Deposit

Vienna University of Technology

In 2017 the Austrian Film Museum acquired a vastly diverse deposit from the Vienna University of Technology, also known as TU Wien. Since 1976, when an archive was established at the TU Wien, a number of film collections arrived to the archive and ended up being stored there. In particular, the Institute of Art and Design, the Institute of Building Theory and Design, the Institute of Chemical Technologies and Analytics, the Institute of Internal Combustion Engines and Automotive Engineering, and the Institute of Fundamentals and Theory in Electrical Engineering commissioned films, purchased them, and handed them over to the archive when they were no longer needed for teaching and research.

Above all, the focus was on films that covered specific subject areas or issues of relevance to the teaching. Examples include films produced by the Shell Film Unit, such as Mille Miglia. A Shell Film (1953), Le mans. A Shell Film (1952), The Dutch Tourist Trophy (1954), The Heroic Days of Motor Racing Part 1 from the Shell History of Motor Racing  (1972), Belgian Grand Prix. A Shell Film (1955) and 21st Monte Carlo Car Rally. A Shell Film (1951). These films show races from 1951 until 1955.

Combustion engines in motorboats were of equal interest, as two films financed by Mercury Outdoor Motors show: The River Beyond (1951) and Green Blazes (ca. 1954) both show stories centering on motorboat races.

The interest in engines goes hand in hand with military power. For example, in the film Life-Line of a Nation from 1945 the railroad is praised as the most important and efficient form of transport for military purposes in the USA during the Second World War. Additionally, the collection includes educational films on shooting training from the 1940s and a film depicting important ferry ports in England, used for strategic military planning, both from the educational film distribution center in the Military District XVII in Nazi-era Vienna.

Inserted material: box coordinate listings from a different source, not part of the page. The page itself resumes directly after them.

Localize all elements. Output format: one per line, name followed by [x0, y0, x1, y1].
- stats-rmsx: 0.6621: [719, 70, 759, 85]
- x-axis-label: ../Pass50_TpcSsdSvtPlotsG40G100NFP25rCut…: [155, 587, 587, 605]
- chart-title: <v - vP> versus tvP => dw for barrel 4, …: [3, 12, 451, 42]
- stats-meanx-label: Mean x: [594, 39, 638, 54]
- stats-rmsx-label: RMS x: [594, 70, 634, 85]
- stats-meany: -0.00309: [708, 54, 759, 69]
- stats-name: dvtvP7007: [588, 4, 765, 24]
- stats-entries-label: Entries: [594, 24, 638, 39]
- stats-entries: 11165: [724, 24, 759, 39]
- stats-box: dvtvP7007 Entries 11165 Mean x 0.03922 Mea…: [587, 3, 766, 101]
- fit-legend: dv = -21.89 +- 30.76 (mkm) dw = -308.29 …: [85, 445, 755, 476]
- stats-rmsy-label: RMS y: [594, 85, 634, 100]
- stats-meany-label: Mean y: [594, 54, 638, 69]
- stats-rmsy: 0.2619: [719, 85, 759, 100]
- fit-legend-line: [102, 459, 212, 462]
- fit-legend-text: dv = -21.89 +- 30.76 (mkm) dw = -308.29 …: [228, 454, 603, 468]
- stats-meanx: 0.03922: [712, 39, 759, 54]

However, the collection also features classic educational films, such as two productions sponsored by the International Nickel Company which deal with the process of corrosion and the mines of the Nickel Company in Canada. Their German branch produced the film Austenitic Cast Iron Materials (1966). Further topics are loading coils, alternating current arc extinction, the construction of the water tank in Neusiedl am Steinfeld, and the production of floating screed.

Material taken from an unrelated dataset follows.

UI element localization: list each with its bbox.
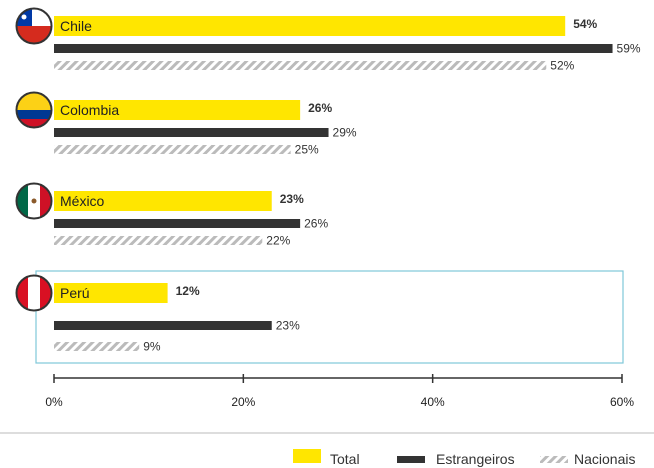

One of the more elaborate in-house projects was produced in collaboration with the MA 18 (Municipal Department for Urban Development and Planning) in Vienna and the Austrian Center for Architectural Research under the direction of Karl Schwanzer: Arbeitsfilm zum städtebaulichen und baukünstlerischen Gutachten (1970). The film compares social housing in Vienna, with examples like the so-called development axis Meidling-Siebenhirten, Alt-Erlaa, Wiener Flur, am Schöpfwerk Süd, and Lindenhof with social housing projects in London and Berlin. Several unfinished film projects held in the collection were produced under the direction of Karl Schwanzer, such as the recordings of his building project "BMW Vierzylinder" in Munich, of the WiFi in St. Pölten, the Schwanzer House in Vienna, and the Siemens building in Vienna.

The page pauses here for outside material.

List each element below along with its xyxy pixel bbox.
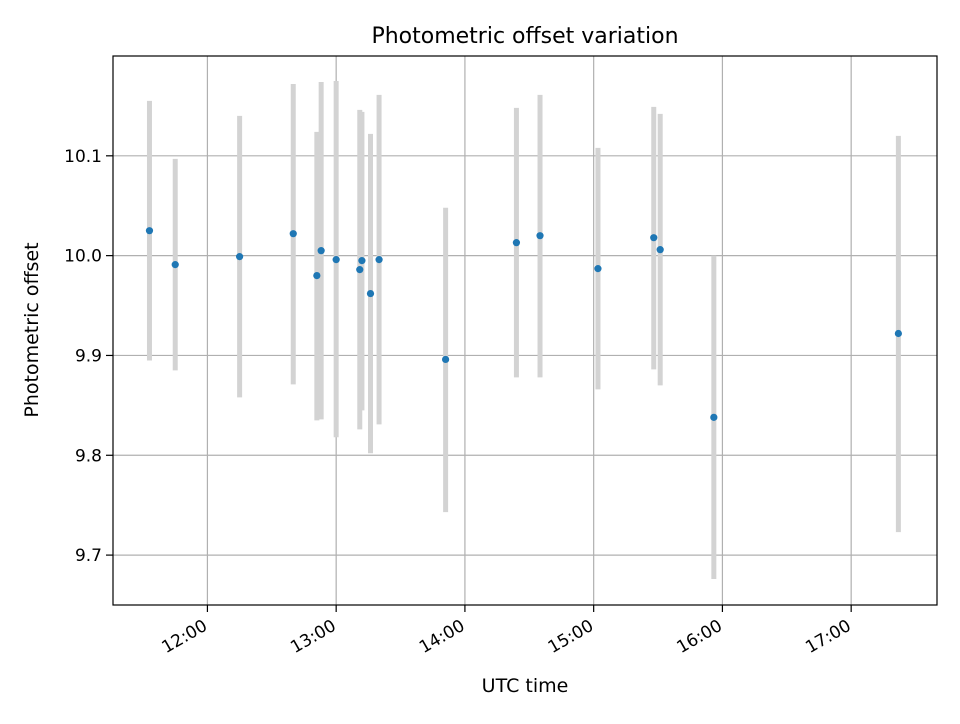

In Roland Goeschl's time as head of the Institute of Art and Design, a film was produced during a field trip of one of his classes to Venice in 1984 in order to study color on buildings. In another educational film from 1987, architectural representation in watercolor is explained using buildings such as the Palmenhaus, Otto Wagner's House, Schönbrunn Palace or the Augustinian Church in Vienna. Both films were directed by Wilhelm Gaube.